Cyber warfare between Israel and Iran is evolving, and the numbers paint a dramatic picture. In 2024, reported cyber incidents in Israel jumped by 24%, largely attributed to Iran and its affiliated militias. But while the attack volume has soared, the nature of the conflict is changing, becoming more sophisticated and targeted.
The Israel National Cyber Directorate (INCD) recorded 736 alerts in 2024—double the previous year’s 367. More than 500 of these were critical “red alerts” directed at specific organizations. Calls to Israel’s cyberattack hotline also spiked to 17,078 over the year, showing a marked rise in attempted intrusions.
But numbers alone don’t tell the full story. According to INCD’s defense division executive Tom Alexandrovich, the cyber battle has unfolded in distinct phases, with attacks shifting from brute force disruptions to more refined and covert infiltrations.

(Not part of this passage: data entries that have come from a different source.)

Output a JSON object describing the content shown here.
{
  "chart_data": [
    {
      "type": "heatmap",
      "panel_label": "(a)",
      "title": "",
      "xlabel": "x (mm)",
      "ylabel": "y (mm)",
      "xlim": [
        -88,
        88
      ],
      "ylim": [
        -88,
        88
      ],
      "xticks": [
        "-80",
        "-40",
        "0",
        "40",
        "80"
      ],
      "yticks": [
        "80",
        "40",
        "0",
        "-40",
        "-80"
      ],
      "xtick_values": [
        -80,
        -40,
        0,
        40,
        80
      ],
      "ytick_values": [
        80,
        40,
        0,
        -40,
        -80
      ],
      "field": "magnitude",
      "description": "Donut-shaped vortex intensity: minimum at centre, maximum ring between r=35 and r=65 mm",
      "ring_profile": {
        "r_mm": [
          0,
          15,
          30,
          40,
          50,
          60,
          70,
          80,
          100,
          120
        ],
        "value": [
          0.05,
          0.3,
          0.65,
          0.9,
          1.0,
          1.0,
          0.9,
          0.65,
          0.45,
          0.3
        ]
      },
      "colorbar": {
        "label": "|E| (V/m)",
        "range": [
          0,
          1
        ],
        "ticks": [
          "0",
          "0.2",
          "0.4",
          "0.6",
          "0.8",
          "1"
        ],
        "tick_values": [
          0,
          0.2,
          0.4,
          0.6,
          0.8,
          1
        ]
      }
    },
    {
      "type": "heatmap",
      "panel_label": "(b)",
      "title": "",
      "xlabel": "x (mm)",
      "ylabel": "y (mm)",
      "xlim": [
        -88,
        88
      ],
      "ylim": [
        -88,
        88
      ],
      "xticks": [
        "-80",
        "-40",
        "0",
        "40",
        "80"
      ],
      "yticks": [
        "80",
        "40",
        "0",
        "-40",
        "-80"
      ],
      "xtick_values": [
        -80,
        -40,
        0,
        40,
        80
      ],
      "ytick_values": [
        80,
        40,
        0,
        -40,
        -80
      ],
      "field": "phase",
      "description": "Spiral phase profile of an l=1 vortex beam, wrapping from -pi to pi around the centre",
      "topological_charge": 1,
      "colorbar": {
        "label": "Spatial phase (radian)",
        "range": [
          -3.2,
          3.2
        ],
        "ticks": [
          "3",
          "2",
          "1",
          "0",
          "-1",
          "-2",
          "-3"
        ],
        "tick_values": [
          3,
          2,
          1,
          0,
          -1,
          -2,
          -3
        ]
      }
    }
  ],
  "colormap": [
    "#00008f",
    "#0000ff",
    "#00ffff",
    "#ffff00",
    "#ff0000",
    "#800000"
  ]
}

From Chaos to Strategy: The Three Phases of Cyber Conflict
In the immediate aftermath of the October 7, 2023, attacks, Israeli institutions were bombarded with an overwhelming volume of cyber threats. Hackers targeted public systems, causing chaotic disruptions such as:
- Hacked public address systems blaring warning messages in kindergartens.
- A widespread denial-of-service attack crippling point-of-sale systems at gas stations and supermarkets.
- Digital billboards hijacked to display violent threats.
As defenses adapted, the focus of attacks shifted. Businesses, especially managed service providers (MSPs), faced a surge in phishing attempts—now the most common form of cyber intrusion, making up 41% of hotline reports in 2024.
But while the volume of attacks began to stabilize, attackers grew more sophisticated. Instead of relying on easily blocked scripts, Iranian-backed cyber units started leveraging remote monitoring and management (RMM) tools and legitimate software already present on targeted systems.
Iran’s Cyber Units Are Getting Faster and Smarter
One of the most alarming trends in 2024 is how quickly Iranian cyber actors are exploiting newly discovered software vulnerabilities.
“What used to take them days or even a week, now happens in just 40 minutes,” Alexandrovich warns.
This acceleration is largely due to improved coordination among Iran-aligned hacker groups. Instead of building their own hacking infrastructure, they’re purchasing access from cybercriminals and rapidly weaponizing fresh vulnerabilities. They also share intelligence and tools, reducing the time needed to mount attacks.
Another shift: Iranian groups are not just launching attacks—they’re aiming at long-term infiltration. By embedding themselves within supply chains and leveraging legitimate software, they’re making it harder for defenders to spot malicious activity before it’s too late.
The IDF and National Security Ecosystem Under Fire
While businesses and civilian infrastructure remain primary targets, Iran’s hackers have also set their sights on Israel’s military ecosystem.
“A good target for cyber operations is anything that supports the Israel Defense Forces (IDF),” Alexandrovich explains. “Transportation, emergency services, food manufacturers, and even missile defense suppliers.”
To counteract these threats, Israeli cybersecurity teams have mapped out 3,000 companies tied to the IDF’s logistics and operations. Under the umbrella of the “Cyber Dome” project—an AI-powered defense initiative modeled after Israel’s Iron Dome missile shield—these companies receive extra layers of protection and monitoring.
The Psychological Toll of Cyber Warfare
Beyond the technical battle, there’s another angle: fatigue. Constant alerts and threats wear down organizations and individuals alike.
“Imagine being told every day that your systems are under attack,” Alexandrovich says. “How long before you stop reacting? Before exhaustion sets in? That’s the goal—constant, grinding pressure.”
This exhaustion mirrors the broader conflict. The evening after INCD’s latest briefing, Houthi militants fired a ballistic missile toward central Israel. Sirens blared, but many citizens barely reacted. The missile was intercepted before it reached Israeli airspace. No one was harmed.
But in cyber warfare, the lines are blurrier. Damage isn’t always immediate or visible. And while Israel’s defenses are holding for now, the tactics of cyber conflict are shifting, and the next phase is already unfolding.